In "Air Fair," a 14-foot, 22-panel painting, Acharya has composed multiple individual works into a large single tableau. A mock-advertisement "selling" oxygen, wind, fresh-air, this large multi-paneled painting brings together latent interests that Acharya has had, such as typography, design, the use of language, contemporary street art, comic books, and advertising. With the combination of text and painting, this is an ambitious deviation from what the artist has done in the past.

In another large format work, (16-feet in four panels) titled "Airfare," the war for air is between the "haves" and the "have-nots"; in this case the haves being the mutated protagonists growing their own plants atop their heads, whereas the have-nots being human beings, carrying flower-breath-packs (as oxygen bags), clawed and armed to fight for air from the "poor" have. A futuristic comic- book view into times to come, clad with her wry humour, delicately painted, is another step ahead for Acharya.

A series of 3 paintings titled "Words," have a strong continuity with earlier works. While the earlier paintings had the figure most often represented by an empty speech bubble, in these works the artist has inverted the idea, wherein the words in the speech bubbles are clearly in place and the people missing. The story complete within the span of the canvas, it provokes the viewer into figuring out the tale by simply reading the text. Actual folk tales that represent the suppression of women is the subject matter of this body work.

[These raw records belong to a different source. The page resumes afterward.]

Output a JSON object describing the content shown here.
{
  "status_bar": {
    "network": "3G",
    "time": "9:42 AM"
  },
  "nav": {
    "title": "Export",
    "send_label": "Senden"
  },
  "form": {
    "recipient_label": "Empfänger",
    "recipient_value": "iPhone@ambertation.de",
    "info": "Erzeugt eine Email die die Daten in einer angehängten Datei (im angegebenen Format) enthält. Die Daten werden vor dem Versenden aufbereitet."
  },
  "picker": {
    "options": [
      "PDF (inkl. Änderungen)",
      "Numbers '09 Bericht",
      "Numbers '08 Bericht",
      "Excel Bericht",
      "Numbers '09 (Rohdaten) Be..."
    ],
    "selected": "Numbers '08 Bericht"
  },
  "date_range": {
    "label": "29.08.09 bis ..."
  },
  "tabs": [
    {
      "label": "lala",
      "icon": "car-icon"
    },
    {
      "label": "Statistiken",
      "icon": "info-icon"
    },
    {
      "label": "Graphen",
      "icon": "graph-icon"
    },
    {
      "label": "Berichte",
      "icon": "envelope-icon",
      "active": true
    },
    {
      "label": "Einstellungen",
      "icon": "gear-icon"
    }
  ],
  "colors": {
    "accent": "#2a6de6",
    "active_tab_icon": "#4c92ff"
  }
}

DHRUVI ACHARYA, born (1971) and brought up in Mumbai, began painting her memories of home soon after reaching the USA in 1995. She received her MFA in painting, with a scholarship, from the Maryland Institute, College of Art in Baltimore in 1998 and did her undergraduate study at the Sophia Polytechnic College in Mumbai. She has been exhibiting professionally since her graduation in 1998, when the Gomez Gallery asked to exhibit her thesis show work.

In 2006 Dhruvi was awarded the Aditya Birla Kala Kiran Puraskar (India) and nominated for the Joan Mitchell Foundation Award (USA). In 2005 she was featured on the cover of India Today, as one of the fifty under 35 year old "leaders of their generation". Dhruvi's work has been written about in Art India, Flash Art, The Hindustan Times, The Times of India, Vogue India, Time Out Mumbai, India Today, The Hindu, Indian Express, Mid Day, Asian Age, Elle, L'officielle, The Baltimore Sun, The New York Times, among others.

Dhruvi's paintings have been exhibited at The Queens Museum of Art and Bose Pacia Gallery (New York) and Spazio Oberdan (Milan). A mother of two (five and seven-year old) boys, Dhruvi lived and worked in New York until 2004, and now divides her time between Mumbai and New York.